Where: Cisco Brewers Portsmouth
How Much: Pay what you can!
It’s that simple – we want our events to be accessible for the entire biking community. Whether you can support with a $20 ticket or will join us for $5, our hope is the give-and-take will allow us to continue to bring our films to you, while making the events more inclusive for everyone to enjoy the premieres.

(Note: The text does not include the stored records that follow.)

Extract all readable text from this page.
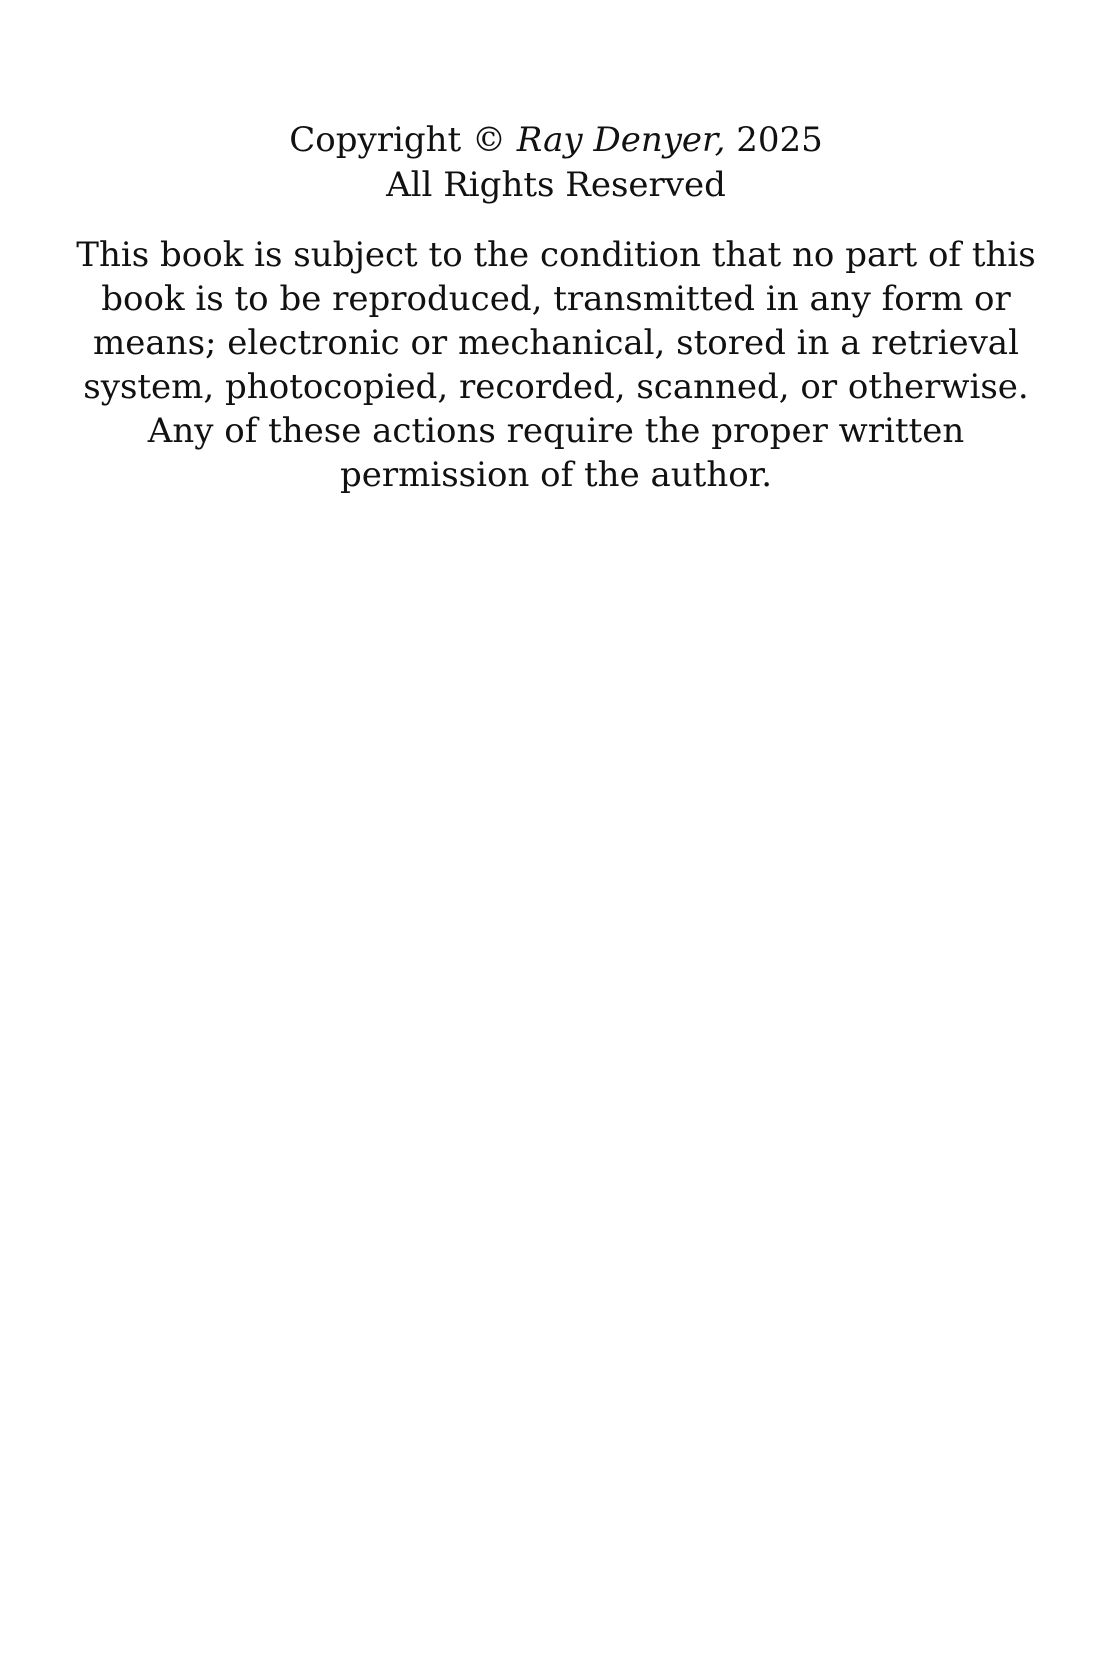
Copyright © Ray Denyer, 2025
All Rights Reserved
This book is subject to the condition that no part of this
book is to be reproduced, transmitted in any form or
means; electronic or mechanical, stored in a retrieval
system, photocopied, recorded, scanned, or otherwise.
Any of these actions require the proper written
permission of the author.
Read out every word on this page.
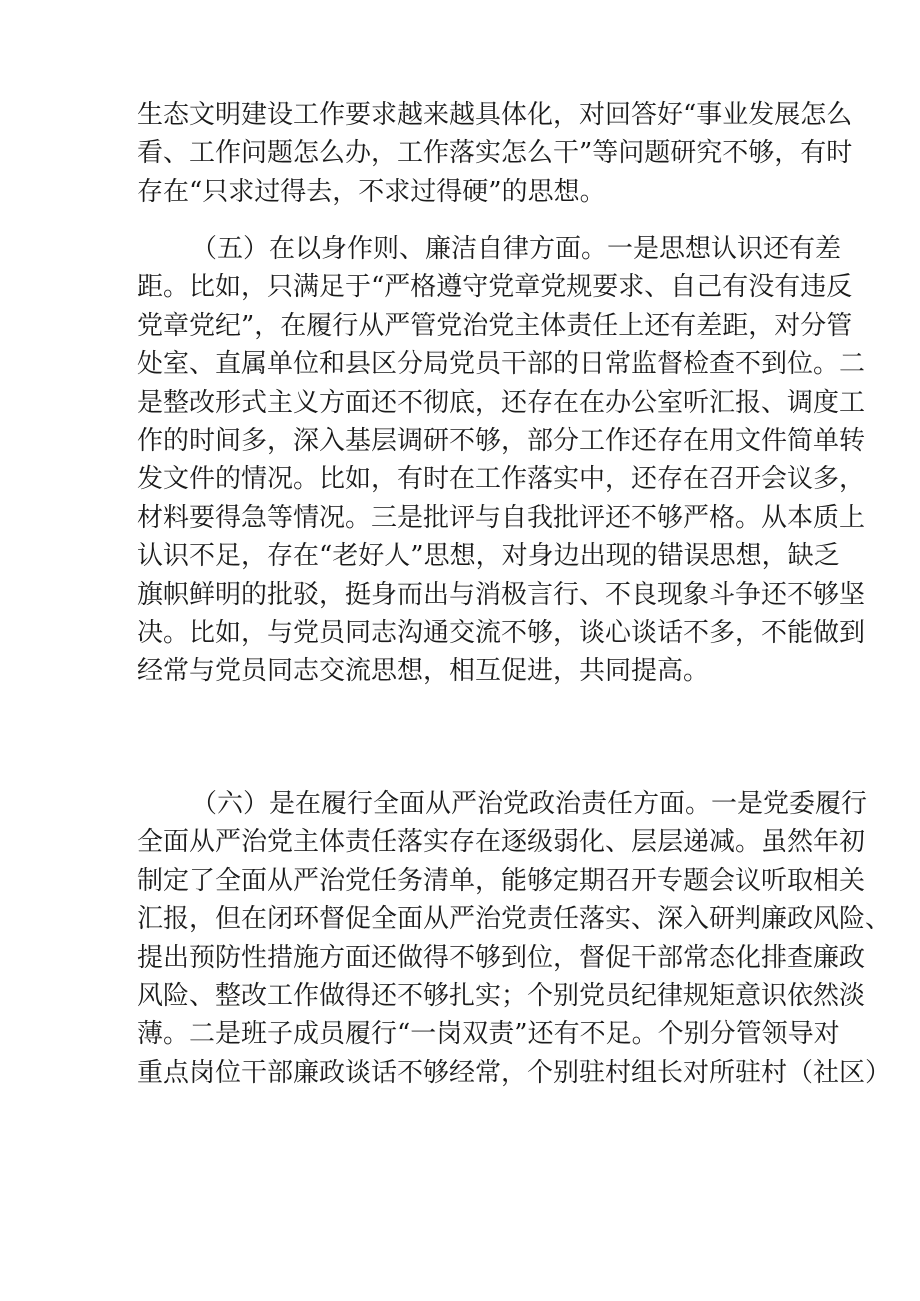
生态文明建设工作要求越来越具体化，对回答好“事业发展怎么
看、工作问题怎么办，工作落实怎么干”等问题研究不够，有时
存在“只求过得去，不求过得硬”的思想。
（五）在以身作则、廉洁自律方面。一是思想认识还有差
距。比如，只满足于“严格遵守党章党规要求、自己有没有违反
党章党纪”，在履行从严管党治党主体责任上还有差距，对分管
处室、直属单位和县区分局党员干部的日常监督检查不到位。二
是整改形式主义方面还不彻底，还存在在办公室听汇报、调度工
作的时间多，深入基层调研不够，部分工作还存在用文件简单转
发文件的情况。比如，有时在工作落实中，还存在召开会议多，
材料要得急等情况。三是批评与自我批评还不够严格。从本质上
认识不足，存在“老好人”思想，对身边出现的错误思想，缺乏
旗帜鲜明的批驳，挺身而出与消极言行、不良现象斗争还不够坚
决。比如，与党员同志沟通交流不够，谈心谈话不多，不能做到
经常与党员同志交流思想，相互促进，共同提高。
（六）是在履行全面从严治党政治责任方面。一是党委履行
全面从严治党主体责任落实存在逐级弱化、层层递减。虽然年初
制定了全面从严治党任务清单，能够定期召开专题会议听取相关
汇报，但在闭环督促全面从严治党责任落实、深入研判廉政风险、
提出预防性措施方面还做得不够到位，督促干部常态化排查廉政
风险、整改工作做得还不够扎实；个别党员纪律规矩意识依然淡
薄。二是班子成员履行“一岗双责”还有不足。个别分管领导对
重点岗位干部廉政谈话不够经常，个别驻村组长对所驻村（社区）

On Thursday, July 21, join TGR at Cisco Brewers in Portsmouth, NH for the one-night only premiere of our new mountain bike film, Esperanto. Come out early to enjoy food and drinks from Cisco Brewers, plus there will be prize giveaways from our partners at Specialized, Dometic, Tincup, Ride Concepts and more! This is the summer event you do not want to miss.
About the Film
Esperanto is TGR’s latest action-packed mountain bike film with an added twist. Mixing the rock stars of the sport with a cast of unknown and up-and-coming heroes, the film explores how we share our dreams through a universal two-wheeled language no matter what our native tongue may be. The sacred ritual of the ride might sound different all across the world – whether it’s a full-face getting pulled down to drop into a big jump line or wheeling a beat-up bike out of a mud hut to pedal to school – but it’s a universal process no matter what language we speak. As we view this visual tapestry featuring next-level riding in unusual locations all across the globe, we hear a voice speaking a language we’ve never heard: There are more than 7,000 languages spoken on Earth. In 1887 a Polish-Jewish doctor named L.L. Zamenhof created a new one, a universal second language based on a combination of existing widely-spoken European languages. Its goal is to help bring people together from different ideologies, beliefs, and nations and ultimately to help end war. The language was called Esperanto. Translated into English it means ‘one who hopes.’ Today, Esperanto might remain elusive, but the dream of a shared language Spoken Worldwide still flourishes. You just have to know where to look for it.